Theileria annulata cDNA and recombinant antigens can be used in a variety of applications. These applications include diagnostic assays, vaccine development, and therapeutic treatments.
1. Diagnostic Assays: cDNA and recombinant antigens can be used to develop diagnostic assays for the detection of Theileria annulata infections. These assays can be used to detect the presence of the parasite in a sample of blood or other body fluid.

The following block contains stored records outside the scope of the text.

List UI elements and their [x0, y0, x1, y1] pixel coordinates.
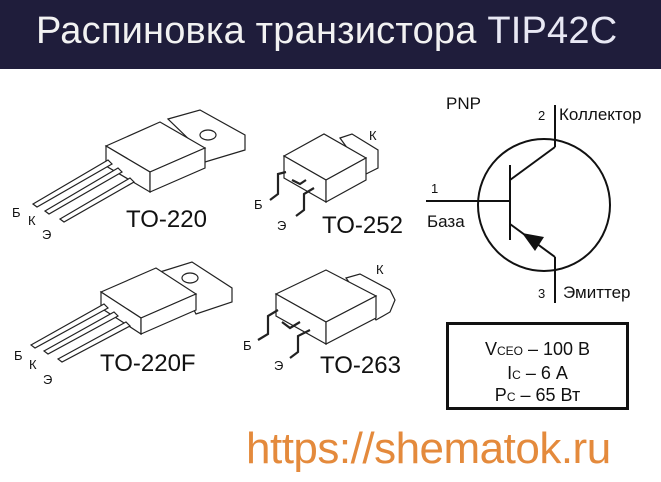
- specifications-box: VCEO – 100 В IC – 6 А PC – 65 Вт: [446, 322, 629, 410]
- to252-label: TO-252: [322, 212, 403, 239]
- spec-pc: PC – 65 Вт: [494, 385, 581, 405]
- title-text: Распиновка транзистора: [36, 10, 477, 52]
- to220-package-drawing: [31, 109, 246, 223]
- to252-pin-collector: К: [369, 128, 377, 143]
- transistor-type: PNP: [446, 94, 481, 113]
- to220-pin-collector: К: [28, 213, 36, 228]
- to220-pin-emitter: Э: [42, 227, 52, 242]
- pin3-number: 3: [538, 286, 546, 301]
- to220-pin-base: Б: [12, 205, 21, 220]
- pin2-label-collector: Коллектор: [559, 105, 642, 124]
- to252-pin-emitter: Э: [277, 218, 287, 233]
- part-number: TIP42C: [487, 10, 618, 52]
- to263-label: TO-263: [320, 352, 401, 379]
- spec-ic: IC – 6 А: [507, 363, 568, 383]
- to252-package-drawing: [269, 133, 379, 217]
- spec-vceo: VCEO – 100 В: [484, 339, 591, 359]
- to263-pin-collector: К: [376, 262, 384, 277]
- page-title: Распиновка транзистора TIP42C: [36, 10, 617, 53]
- pnp-schematic-symbol: [426, 105, 611, 303]
- emitter-arrow-icon: [522, 233, 544, 251]
- watermark-url: https://shematok.ru: [246, 424, 611, 473]
- pin1-label-base: База: [427, 212, 465, 231]
- header-banner: Распиновка транзистора TIP42C: [0, 0, 661, 69]
- to252-pin-base: Б: [254, 197, 263, 212]
- pin3-label-emitter: Эмиттер: [563, 283, 631, 302]
- to220-label: TO-220: [126, 206, 207, 233]
- to220f-pin-base: Б: [14, 348, 23, 363]
- to263-package-drawing: [257, 269, 396, 359]
- pin2-number: 2: [538, 108, 546, 123]
- to220f-pin-collector: К: [29, 357, 37, 372]
- pin1-number: 1: [431, 181, 439, 196]
- to263-pin-base: Б: [243, 338, 252, 353]
- to263-pin-emitter: Э: [274, 358, 284, 373]
- to220f-package-drawing: [29, 261, 233, 363]
- to220f-label: TO-220F: [100, 350, 196, 377]
- to220f-pin-emitter: Э: [43, 372, 53, 387]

2. Vaccine Development: cDNA and recombinant antigens can be used to develop vaccines against Theileria annulata. These vaccines can be used to protect animals and humans against infection and disease.

The use of recombinant proteins/cDNA in academic research and therapeutic applications has skyrocketed. However, in heterologous expression systems, successful recombinant protein expression is dependent on a variety of factors, including codon preference, RNA secondary structure, and GC content. When compared to pre-optimization, more and more experimental results demonstrated that the expression level was dramatically increased, ranging from two to hundred times depending on the gene. Bioclone has created a proprietary technology platform that has resulted in the creation of over 6,000 artificially synthesized codon-optimized cDNA clones (cloned in E. coli expression Vector), which are ready for production of the recombinant proteins.